The Leon is agile and rewarding to drive. The steering is nice and light at low speeds but increases the feedback to match the car’s speed. This means the Leon is easy to park, but engaging at higher speeds. You also get a comprehensive choice of refined petrol and diesel engines, with the latter returning up to 79mpg.

A hatchback car has its boot behind the rear seats, positioned as part of the cabin. This is different to a saloon, which has its boot sticking out of the back of the car and forming a separate compartment. Hatchbacks come in a range of sizes – from city cars like the Kia Picanto to small hatchbacks like the Ford Fiesta and family hatches like the Volkswagen Golf. You could even class big, premium cars like the Audi A7 and Porsche Panamera as hatchbacks.
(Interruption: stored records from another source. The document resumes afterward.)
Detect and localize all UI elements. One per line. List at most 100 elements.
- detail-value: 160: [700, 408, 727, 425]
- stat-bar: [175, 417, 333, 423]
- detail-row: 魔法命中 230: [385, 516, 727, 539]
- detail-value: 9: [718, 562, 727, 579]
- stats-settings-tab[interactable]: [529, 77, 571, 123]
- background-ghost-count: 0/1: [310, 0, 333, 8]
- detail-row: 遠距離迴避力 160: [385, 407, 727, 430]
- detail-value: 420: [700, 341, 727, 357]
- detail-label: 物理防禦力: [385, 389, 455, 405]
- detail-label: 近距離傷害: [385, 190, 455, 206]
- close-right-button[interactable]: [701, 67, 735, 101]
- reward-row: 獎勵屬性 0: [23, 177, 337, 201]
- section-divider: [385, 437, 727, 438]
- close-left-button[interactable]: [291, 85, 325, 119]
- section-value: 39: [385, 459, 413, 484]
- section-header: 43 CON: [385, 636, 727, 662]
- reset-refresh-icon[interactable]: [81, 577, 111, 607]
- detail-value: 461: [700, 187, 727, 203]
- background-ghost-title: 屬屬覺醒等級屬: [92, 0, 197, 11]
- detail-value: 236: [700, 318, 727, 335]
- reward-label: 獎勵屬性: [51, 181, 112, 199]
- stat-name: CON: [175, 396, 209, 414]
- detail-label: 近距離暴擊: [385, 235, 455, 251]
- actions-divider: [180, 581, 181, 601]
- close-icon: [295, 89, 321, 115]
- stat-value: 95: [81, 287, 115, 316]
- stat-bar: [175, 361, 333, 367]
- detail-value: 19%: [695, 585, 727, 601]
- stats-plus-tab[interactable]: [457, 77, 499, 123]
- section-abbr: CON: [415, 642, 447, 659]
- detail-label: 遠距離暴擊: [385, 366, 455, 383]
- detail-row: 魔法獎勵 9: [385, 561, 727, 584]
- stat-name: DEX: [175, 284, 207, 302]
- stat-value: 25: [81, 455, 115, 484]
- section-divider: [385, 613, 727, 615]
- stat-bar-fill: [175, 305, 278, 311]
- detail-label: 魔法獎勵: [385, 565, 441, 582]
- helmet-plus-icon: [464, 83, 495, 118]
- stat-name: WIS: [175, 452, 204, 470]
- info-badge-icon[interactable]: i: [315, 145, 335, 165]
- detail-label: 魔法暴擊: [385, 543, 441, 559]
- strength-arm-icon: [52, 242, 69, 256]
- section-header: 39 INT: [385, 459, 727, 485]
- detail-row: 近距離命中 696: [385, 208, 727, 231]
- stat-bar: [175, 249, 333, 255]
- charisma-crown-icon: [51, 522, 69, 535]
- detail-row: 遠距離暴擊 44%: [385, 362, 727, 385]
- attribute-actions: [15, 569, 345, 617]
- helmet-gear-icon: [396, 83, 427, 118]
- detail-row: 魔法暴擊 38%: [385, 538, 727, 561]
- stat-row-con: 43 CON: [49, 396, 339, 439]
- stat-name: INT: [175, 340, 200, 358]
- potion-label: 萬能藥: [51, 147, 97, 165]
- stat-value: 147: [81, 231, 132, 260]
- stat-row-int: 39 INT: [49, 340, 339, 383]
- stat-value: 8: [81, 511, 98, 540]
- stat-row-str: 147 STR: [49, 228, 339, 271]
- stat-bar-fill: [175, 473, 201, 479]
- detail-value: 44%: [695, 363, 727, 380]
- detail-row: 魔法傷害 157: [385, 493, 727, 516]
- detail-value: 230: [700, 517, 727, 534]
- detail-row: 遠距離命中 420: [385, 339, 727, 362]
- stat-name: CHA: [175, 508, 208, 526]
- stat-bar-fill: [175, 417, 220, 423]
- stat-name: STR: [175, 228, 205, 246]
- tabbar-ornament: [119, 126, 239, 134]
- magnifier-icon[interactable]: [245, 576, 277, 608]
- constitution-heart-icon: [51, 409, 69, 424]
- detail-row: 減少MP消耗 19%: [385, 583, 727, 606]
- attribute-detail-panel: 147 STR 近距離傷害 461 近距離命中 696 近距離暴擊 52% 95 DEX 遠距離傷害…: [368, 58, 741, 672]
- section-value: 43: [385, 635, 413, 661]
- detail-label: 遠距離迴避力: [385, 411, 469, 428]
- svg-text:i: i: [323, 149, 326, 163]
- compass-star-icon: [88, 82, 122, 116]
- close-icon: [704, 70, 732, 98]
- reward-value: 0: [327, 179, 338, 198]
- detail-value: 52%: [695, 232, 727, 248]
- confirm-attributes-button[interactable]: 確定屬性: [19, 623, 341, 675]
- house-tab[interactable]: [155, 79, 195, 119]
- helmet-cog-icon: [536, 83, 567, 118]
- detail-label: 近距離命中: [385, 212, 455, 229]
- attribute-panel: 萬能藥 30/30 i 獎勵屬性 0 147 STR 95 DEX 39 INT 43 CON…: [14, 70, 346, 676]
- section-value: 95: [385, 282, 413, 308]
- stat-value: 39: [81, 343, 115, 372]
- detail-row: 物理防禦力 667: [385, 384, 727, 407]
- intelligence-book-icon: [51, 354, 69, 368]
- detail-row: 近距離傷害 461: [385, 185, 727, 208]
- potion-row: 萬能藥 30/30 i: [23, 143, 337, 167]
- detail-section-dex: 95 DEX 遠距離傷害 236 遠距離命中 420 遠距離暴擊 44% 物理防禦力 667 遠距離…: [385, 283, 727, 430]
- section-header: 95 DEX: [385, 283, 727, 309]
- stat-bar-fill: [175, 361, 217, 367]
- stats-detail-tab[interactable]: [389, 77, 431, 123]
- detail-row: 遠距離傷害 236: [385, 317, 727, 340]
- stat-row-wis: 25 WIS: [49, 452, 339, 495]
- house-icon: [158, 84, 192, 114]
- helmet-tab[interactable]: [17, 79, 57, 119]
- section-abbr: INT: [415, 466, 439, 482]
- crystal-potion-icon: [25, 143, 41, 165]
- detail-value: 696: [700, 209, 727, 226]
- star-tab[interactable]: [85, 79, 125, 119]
The best hatchback on sale today very much depends on factors like your budget and how much space you need. You can't go wrong with the Ford Fiesta – it's a perennial best-seller in the UK and represents an unbeatable combination of value for money, stylish looks and driving entertainment. If you'd like something a little bigger, we'd recommend the Volkswagen Golf or Mazda 3, or the hybrid Toyota Corolla. The Volkswagen ID.3 is an excellent electric hatchback, while the Skoda Octavia should be the choice of anyone who needs a big boot.

A hatchback is usually a traditional small or family car – a Ford Fiesta or Focus, for example. A crossover SUV is intended to fill the gap between these cars and full-size SUVs, hence the 'crossover' term. An example is the Ford Puma, which is similar in size to the Fiesta on which it's based, but with a higher seating position and more ground clearance.